Sans trop s'attarder, la voyante a bien compris de quoi il s'agit et prononce son jugement.

- Mon cher concitoyen, ce qui vous rend malade est un conflit entre source et traitement d'information dans votre petite boîte pensante. Ce que vous avez appris à l'école de la logique ne fonctionne plus dans notre société. Malheureusement, je n'ai pas pour vous une prescription pour une guérison rapide. Tout ce que je peux vous dire, c'est patienter. Je sais très bien que de nos jours les neuropsychiatres sont fort occupés. La dépression fait ravage et les calmants se vendent comme des cacahouètes. Le citoyen ne comprend rien à ce qui se passe autour de lui, ni à ce qui se décide à son égard. On cherche par exemple à déterminer statistiquement son niveau de vie, alors qu'une petite opération du primaire comparant les coûts et les salaires est suffisante, pour s'en apercevoir.
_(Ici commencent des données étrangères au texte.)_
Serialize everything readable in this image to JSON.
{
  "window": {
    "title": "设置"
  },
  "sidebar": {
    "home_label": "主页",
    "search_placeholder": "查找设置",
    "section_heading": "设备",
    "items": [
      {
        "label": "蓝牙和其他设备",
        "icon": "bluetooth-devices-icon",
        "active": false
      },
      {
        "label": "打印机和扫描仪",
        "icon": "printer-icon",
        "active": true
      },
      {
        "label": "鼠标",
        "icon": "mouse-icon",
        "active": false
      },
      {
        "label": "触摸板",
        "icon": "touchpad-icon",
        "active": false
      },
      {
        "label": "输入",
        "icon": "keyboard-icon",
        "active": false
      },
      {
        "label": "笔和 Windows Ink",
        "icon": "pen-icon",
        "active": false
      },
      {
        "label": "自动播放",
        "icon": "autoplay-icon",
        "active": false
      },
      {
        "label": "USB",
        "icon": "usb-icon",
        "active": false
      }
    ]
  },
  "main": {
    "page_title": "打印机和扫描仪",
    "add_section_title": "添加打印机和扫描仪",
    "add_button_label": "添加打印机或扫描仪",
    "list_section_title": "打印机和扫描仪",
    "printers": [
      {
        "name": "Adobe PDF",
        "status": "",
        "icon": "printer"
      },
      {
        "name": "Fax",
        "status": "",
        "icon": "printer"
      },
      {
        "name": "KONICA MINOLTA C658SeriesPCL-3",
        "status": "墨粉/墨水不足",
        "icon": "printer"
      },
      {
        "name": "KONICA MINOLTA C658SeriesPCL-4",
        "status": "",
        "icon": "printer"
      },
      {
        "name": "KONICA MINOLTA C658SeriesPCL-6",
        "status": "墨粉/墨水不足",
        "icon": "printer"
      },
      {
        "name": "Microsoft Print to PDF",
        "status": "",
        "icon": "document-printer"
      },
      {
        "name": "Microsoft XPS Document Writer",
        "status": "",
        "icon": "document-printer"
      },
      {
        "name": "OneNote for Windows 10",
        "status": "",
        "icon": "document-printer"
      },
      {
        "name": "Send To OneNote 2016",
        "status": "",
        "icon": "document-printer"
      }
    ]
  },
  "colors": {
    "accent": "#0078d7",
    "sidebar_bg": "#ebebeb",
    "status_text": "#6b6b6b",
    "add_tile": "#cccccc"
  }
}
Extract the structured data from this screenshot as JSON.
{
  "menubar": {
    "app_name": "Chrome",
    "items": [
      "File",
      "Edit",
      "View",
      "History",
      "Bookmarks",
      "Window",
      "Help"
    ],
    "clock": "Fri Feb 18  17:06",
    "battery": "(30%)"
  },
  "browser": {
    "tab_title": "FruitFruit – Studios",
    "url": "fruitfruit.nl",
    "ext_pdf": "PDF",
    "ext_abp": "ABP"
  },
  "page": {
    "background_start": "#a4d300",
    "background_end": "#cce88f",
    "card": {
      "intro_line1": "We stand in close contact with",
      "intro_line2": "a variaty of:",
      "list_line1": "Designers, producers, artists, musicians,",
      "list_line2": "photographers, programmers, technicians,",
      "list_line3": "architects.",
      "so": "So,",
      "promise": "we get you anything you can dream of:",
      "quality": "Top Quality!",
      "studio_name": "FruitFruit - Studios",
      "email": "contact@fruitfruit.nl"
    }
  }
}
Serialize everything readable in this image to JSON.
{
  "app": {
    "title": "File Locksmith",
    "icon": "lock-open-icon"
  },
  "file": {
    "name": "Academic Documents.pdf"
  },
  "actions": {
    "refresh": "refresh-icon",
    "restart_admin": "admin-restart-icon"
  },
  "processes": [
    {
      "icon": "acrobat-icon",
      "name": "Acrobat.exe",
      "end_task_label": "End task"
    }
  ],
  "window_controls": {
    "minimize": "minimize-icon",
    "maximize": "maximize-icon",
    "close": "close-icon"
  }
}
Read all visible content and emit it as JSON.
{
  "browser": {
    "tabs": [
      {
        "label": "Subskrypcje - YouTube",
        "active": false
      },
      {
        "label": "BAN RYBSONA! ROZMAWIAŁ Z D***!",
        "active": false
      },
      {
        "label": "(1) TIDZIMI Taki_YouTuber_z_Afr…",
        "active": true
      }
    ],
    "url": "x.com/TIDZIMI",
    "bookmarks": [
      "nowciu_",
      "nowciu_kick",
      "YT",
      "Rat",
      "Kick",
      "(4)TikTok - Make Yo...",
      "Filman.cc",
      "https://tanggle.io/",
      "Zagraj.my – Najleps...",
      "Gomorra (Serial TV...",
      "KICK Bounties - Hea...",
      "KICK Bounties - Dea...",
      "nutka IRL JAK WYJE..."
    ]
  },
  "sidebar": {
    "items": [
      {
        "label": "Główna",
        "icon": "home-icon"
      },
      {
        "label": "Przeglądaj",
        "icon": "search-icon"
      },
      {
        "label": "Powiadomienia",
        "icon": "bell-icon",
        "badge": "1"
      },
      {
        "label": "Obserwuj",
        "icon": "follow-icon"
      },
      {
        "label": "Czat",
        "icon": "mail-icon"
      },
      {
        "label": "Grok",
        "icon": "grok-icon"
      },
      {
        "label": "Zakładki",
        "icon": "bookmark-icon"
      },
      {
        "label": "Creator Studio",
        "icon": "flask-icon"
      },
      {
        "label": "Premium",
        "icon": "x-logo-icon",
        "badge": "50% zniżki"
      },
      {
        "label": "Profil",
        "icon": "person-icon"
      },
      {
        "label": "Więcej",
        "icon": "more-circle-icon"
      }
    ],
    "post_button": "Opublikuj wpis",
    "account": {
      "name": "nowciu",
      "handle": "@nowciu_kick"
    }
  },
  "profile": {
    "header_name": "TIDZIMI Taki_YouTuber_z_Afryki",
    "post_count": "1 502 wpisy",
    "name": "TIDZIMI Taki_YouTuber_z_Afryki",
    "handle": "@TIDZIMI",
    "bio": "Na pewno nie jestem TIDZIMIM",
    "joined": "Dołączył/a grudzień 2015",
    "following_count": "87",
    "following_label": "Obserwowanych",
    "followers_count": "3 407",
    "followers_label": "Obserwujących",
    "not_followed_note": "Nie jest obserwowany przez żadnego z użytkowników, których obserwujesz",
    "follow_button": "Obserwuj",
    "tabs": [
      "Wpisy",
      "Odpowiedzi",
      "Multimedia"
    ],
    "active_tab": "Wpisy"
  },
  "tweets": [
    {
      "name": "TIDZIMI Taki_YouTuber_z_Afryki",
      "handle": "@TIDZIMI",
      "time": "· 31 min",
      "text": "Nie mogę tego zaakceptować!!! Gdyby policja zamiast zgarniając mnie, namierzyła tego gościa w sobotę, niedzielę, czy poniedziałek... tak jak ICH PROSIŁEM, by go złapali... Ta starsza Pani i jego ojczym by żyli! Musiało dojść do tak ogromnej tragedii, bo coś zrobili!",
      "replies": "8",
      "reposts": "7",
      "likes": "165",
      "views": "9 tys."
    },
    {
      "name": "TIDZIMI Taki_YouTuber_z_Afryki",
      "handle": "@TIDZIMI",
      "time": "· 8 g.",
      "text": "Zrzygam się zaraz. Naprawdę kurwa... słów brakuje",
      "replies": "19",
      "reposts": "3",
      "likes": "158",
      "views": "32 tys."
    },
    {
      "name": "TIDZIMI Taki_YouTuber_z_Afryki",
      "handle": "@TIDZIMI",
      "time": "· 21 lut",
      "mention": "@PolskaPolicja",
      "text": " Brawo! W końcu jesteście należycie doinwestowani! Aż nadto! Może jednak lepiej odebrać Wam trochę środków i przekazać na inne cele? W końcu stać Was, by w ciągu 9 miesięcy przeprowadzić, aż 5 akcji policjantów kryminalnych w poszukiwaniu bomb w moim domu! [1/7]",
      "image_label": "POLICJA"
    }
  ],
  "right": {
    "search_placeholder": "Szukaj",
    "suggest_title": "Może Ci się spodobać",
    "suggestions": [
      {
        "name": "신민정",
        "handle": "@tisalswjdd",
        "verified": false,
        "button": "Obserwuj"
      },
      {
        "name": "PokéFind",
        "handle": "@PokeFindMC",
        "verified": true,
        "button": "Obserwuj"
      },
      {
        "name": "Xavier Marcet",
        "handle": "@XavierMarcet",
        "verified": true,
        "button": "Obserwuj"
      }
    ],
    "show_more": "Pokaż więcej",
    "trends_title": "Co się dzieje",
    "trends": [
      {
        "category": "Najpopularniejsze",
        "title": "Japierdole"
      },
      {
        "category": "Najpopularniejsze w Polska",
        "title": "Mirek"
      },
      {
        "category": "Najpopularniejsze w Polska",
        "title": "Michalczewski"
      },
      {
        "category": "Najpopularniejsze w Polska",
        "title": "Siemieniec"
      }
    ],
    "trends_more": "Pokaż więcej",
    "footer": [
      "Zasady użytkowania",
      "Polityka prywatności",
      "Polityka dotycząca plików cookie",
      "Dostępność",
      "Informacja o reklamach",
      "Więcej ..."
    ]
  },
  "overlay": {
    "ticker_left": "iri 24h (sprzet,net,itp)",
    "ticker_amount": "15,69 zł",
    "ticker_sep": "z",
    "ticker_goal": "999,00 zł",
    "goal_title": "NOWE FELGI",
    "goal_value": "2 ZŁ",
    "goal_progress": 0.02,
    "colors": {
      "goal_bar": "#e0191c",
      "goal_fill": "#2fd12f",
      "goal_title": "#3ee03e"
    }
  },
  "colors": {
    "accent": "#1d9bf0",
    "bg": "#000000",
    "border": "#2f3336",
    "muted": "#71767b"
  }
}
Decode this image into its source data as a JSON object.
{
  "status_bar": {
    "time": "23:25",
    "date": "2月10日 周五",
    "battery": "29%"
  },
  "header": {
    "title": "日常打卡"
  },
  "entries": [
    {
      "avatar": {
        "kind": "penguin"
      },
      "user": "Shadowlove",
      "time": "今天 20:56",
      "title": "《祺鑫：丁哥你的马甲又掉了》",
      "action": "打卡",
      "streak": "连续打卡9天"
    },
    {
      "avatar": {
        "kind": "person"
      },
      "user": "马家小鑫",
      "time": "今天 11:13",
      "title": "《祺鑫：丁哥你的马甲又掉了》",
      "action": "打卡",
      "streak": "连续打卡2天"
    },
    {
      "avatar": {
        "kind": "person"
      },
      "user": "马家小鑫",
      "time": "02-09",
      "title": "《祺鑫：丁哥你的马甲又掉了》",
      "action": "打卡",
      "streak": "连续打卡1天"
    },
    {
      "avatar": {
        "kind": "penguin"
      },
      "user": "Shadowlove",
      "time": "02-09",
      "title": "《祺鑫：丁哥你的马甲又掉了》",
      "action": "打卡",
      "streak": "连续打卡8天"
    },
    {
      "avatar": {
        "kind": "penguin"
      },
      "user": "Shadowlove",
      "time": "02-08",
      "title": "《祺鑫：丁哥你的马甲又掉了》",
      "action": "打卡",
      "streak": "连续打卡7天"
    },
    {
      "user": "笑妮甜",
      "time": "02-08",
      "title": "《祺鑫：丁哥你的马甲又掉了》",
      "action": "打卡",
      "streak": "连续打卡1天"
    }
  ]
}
Lorsque, dans les rubriques du salarié, la somme des indemnités de l'enfant et de la femme au foyer est inférieure au prix d'un kilogramme de viande, au moment même ou le discours officiel parle des droits de l'enfant et de la femme, c'est à se demander si on a bien compris à qui est destiné ce discours. L'état des citoyens, ce sont les épiciers et les médecins qui doivent fournir les données pour le déterminer. Ceux qui confondent vivre et respirer ont bien évidemment des données bien différentes. Heureusement, nous avons encore des hommes sérieux et responsables qui comprennent très bien ce qui vous perturbe. S'ils ne sont pas nombreux aujourd'hui, ils le seront demain. Ils connaissent très bien l'effet avalanche. Un mal, mal guéri, génèrera un autre plus grave.

 Les défaillances nombreuses considérées comme secondaires sont une source réelle de malaise. Malheureusement, on oublie souvent que l'instabilité des sociétés est bien causée par ces petites perturbations lorsqu'elles durent et s'amplifient. On oublie également que les puissants et civilisés des temps modernes ne cherchent que ce genre de problèmes chez les sous développés pour résoudre leurs propres tensions internes. Bien entendu, l'Algérie n'est pas n'importe qui comme ont tendance à croire ceux qui ignorent l'histoire. Combien de pays dans ce monde ont arrosé leur terre avec le sang très cher de plus d'un million et demi de leurs braves enfants pour se libérer de cent trente deux ans d'esclavage, du napalm et des bombes interdites d'une des grandes armées de l'époque ? Ceux qui essaient aujourd'hui de nous affaiblir et de nous transformer en un simple marché de consommation se trompent de calcul. Notre nation est bien plus forte que nul ne peut, avec ses fausses manœuvres, la réduire au second plan. Nous ne sommes pas faits pour jouer les figurants.

Notre étoile brillera toujours. Notre position géographique est un atout. Nos richesses naturelles sont un autre. Avec un joker on joue à l'aise, avec deux on doit gagner. Evidemment, entre les professionnels tricheurs, il faut savoir gérer ses cartes avec talent.

Pour conclure, je dirai que sentir ce malaise est un bon signe. Autrement vous seriez inconscient.